Adam Smith théorisera ensuite ces idées dans ses « Recherches sur la nature et les causes de la richesse des Nations », un ouvrage considéré comme l’acte de baptême du libéralisme et du libre-échange. Pour lui, il semblait inutile d’ériger des barrières douanières, afin que « chaque pays se spécialise dans ce qu’il fait de mieux, pour le profit de tous ». Des idées enrichies ensuite par David Ricardo, Stuart Mill ou encore Paul Krugman.

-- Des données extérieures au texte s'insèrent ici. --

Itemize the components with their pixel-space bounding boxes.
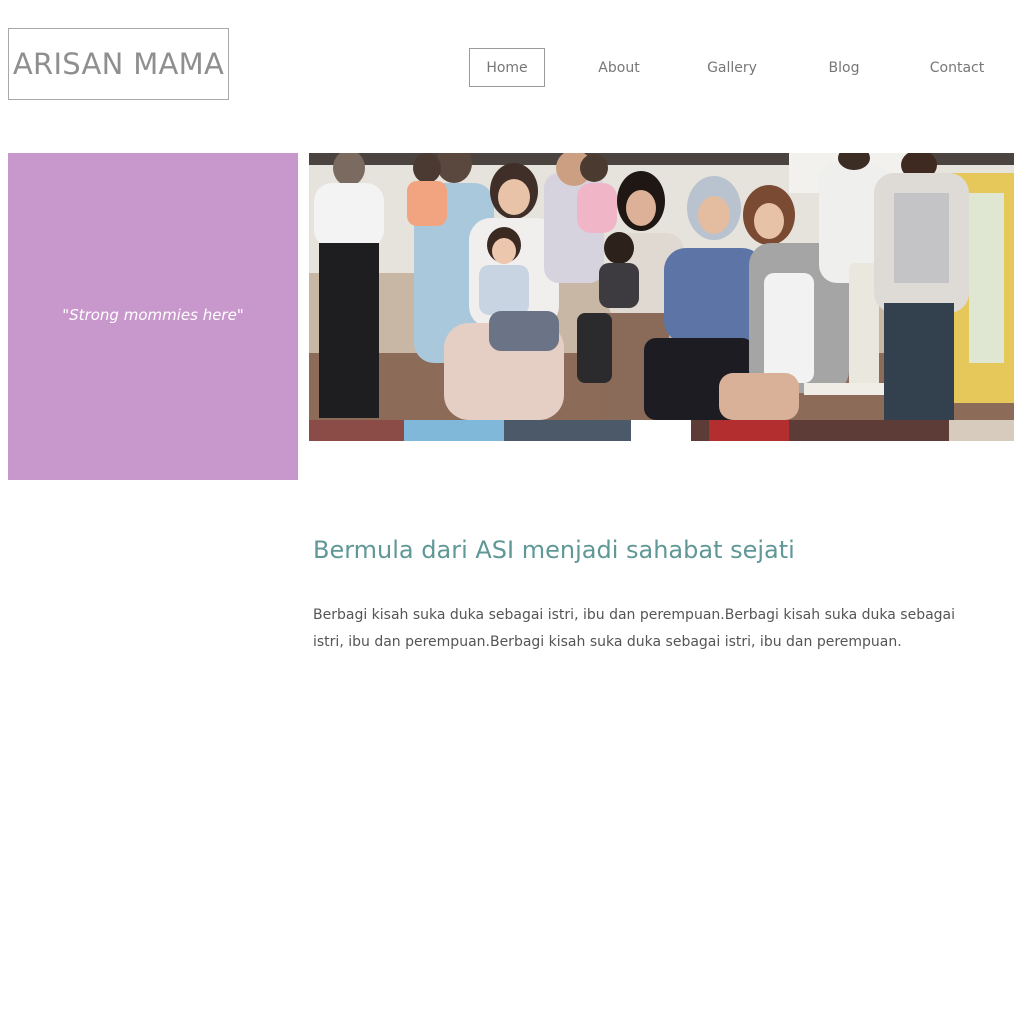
- section-headline: Bermula dari ASI menjadi sahabat sejati: [313, 536, 795, 564]
- page: ARISAN MAMA Home About Gallery Blog Cont…: [0, 0, 1024, 1024]
- quote-panel: "Strong mommies here": [8, 153, 298, 480]
- nav-about[interactable]: About: [587, 48, 651, 87]
- nav-home[interactable]: Home: [469, 48, 545, 87]
- nav-blog[interactable]: Blog: [818, 48, 870, 87]
- group-photo-image: [309, 153, 1014, 441]
- hero-photo: [309, 153, 1014, 441]
- section-paragraph: Berbagi kisah suka duka sebagai istri, i…: [313, 607, 956, 650]
- main-nav: Home About Gallery Blog Contact: [0, 48, 1024, 87]
- hero-quote: "Strong mommies here": [62, 306, 244, 324]
- nav-contact[interactable]: Contact: [920, 48, 994, 87]
- nav-gallery[interactable]: Gallery: [698, 48, 766, 87]
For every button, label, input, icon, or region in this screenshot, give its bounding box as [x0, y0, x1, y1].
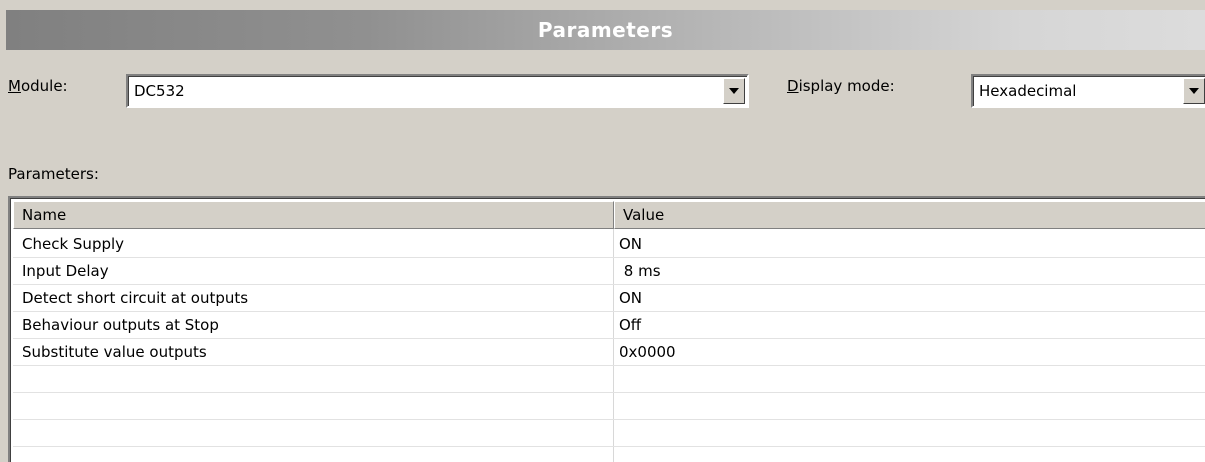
param-value[interactable]: 0x0000 — [619, 339, 676, 365]
param-value[interactable]: 8 ms — [619, 258, 661, 284]
display-mode-dropdown-button[interactable] — [1183, 78, 1205, 104]
param-name: Substitute value outputs — [22, 343, 207, 361]
param-name: Detect short circuit at outputs — [22, 289, 249, 307]
module-select[interactable]: DC532 — [126, 74, 749, 108]
param-value[interactable]: Off — [619, 312, 641, 338]
table-row[interactable] — [13, 366, 1205, 393]
module-dropdown-button[interactable] — [723, 78, 745, 104]
display-mode-label: Display mode: — [787, 77, 895, 95]
chevron-down-icon — [1189, 88, 1199, 94]
param-name: Check Supply — [22, 235, 125, 253]
parameters-list-label: Parameters: — [8, 165, 99, 183]
display-mode-select-value: Hexadecimal — [979, 82, 1077, 100]
display-mode-select[interactable]: Hexadecimal — [971, 74, 1205, 108]
module-label: Module: — [8, 77, 68, 95]
table-row[interactable]: Check Supply ON — [13, 231, 1205, 258]
table-row[interactable]: Substitute value outputs 0x0000 — [13, 339, 1205, 366]
param-value[interactable]: ON — [619, 285, 642, 311]
parameters-table[interactable]: Name Value Check Supply ON Input Delay 8… — [8, 196, 1205, 462]
param-value[interactable]: ON — [619, 231, 642, 257]
param-name: Behaviour outputs at Stop — [22, 316, 219, 334]
chevron-down-icon — [729, 88, 739, 94]
column-header-value[interactable]: Value — [614, 201, 1205, 229]
table-row[interactable]: Detect short circuit at outputs ON — [13, 285, 1205, 312]
table-row[interactable] — [13, 420, 1205, 447]
page-title: Parameters — [537, 18, 674, 42]
column-header-name[interactable]: Name — [13, 201, 614, 229]
table-row[interactable] — [13, 393, 1205, 420]
table-row[interactable]: Input Delay 8 ms — [13, 258, 1205, 285]
module-select-value: DC532 — [134, 82, 185, 100]
table-row[interactable]: Behaviour outputs at Stop Off — [13, 312, 1205, 339]
parameters-title-bar: Parameters — [6, 10, 1205, 50]
param-name: Input Delay — [22, 262, 109, 280]
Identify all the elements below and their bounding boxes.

Le libre-échange a pris son essor à la fin de la seconde guerre mondiale avec la mise en place du GATT et crée depuis de plus en plus d’interdépendance entre les pays, en dépit des soubresauts protectionnistes générés par les crises économiques.
Et Trump revient
Soutenues par l’OMC, le FMI et la Banque mondiale, les théories libre-échangistes ont façonné l’économie globalisée telle que nous la connaissons, avec réduction des barrières commerciales et répartition négociée des échanges au niveau international. Les décisions de la nouvelle administration Trump, adoptées sans concertation, sont venues bouleverser ce paradigme. Elles accélèrent l’affaiblissement du multilatéralisme et favorisent les négociations de puissance à puissance. Entre protectionnisme assumé, renégociations d’accords commerciaux et rhétorique nationaliste, le vocabulaire autour des échanges internationaux prend un tout nouveau sens.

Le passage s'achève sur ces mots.